Отто отмахивается и продолжает читать:
«Вас, господин социал-демократ, мы повесим первым, – отвечает коммунист…» Ничего не говоря, Отто возвращает газету старухе, она аккуратно складывает ее, глаза ее горят.
– Мать, – обеспокоен Отто, – почему лицо у тебя такое злое и опавшее?
– Ах, Отто, – бормочет старуха, – многое случилось в переулке.

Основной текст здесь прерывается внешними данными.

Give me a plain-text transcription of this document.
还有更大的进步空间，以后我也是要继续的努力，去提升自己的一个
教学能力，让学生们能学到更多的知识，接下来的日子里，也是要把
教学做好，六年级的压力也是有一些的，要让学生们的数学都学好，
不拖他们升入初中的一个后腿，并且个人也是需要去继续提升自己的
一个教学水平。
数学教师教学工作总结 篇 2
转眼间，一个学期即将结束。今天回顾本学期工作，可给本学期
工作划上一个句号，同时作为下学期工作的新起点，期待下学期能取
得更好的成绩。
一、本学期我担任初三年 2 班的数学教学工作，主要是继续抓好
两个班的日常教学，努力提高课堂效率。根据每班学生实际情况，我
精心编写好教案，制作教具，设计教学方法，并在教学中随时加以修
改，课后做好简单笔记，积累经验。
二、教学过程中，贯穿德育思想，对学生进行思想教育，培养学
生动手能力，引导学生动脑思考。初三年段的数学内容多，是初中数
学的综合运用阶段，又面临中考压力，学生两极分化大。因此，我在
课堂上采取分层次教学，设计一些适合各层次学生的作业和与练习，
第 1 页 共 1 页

Она имеет в виду свою невестку Тильду, которой вернулась домой с большого празднества под утро, пьяная, взлохмаченная, заливающаяся пьяным смехом и ругающая свекровь. Теперь она гуляет по квартире с высоко поднятой головой, жестким выражением лица, сердито смотрит на свекровь, так, что та сбежала к Отто и Мине. Она закутывается в шаль, словно ей внезапно стало холодно, кивает головой Отто и Саулу, и удаляется в глубокой печали.
– Через час, мальчик, с велосипедом, – говорит Отто Саулу.
* * *Квартира пуста. Мать и отец пошли проведать друзей. Иоанна сейчас стоит у входа в клуб и ждет его. И, конечно же, сердится на него. Кто знает, чем это все кончится! А если увидит кто-либо из Движения его расклеивающим коммунистические листовки? Дрожь проходит по всему его телу. Послезавтра должна состояться беседа о молодежной репатриации в страну Израиля…Он садится на красный диван и охватывает голову руками. Он действительно очень несчастен. Вечером пойдет с Отто расклеивать листовки, а завтра будет лгать налево и направо. А что он может сказать, почему не был на вечере в клубе? Голова болела? Саул кладет ладонь на лоб. Да, голова болит.
Резкий свист во дворе заставляет Саула вскочить с дивана. Кто-то свистит Эльзе. Саул быстро прячет галстук от формы Движения в ящик, меняет форменную рубашку на простую, ощущая себя предателем.
– Но Отто прав, он всегда прав, – бормочет он про себя, но на душе тягостно, – листовки правильные. Старуха не права.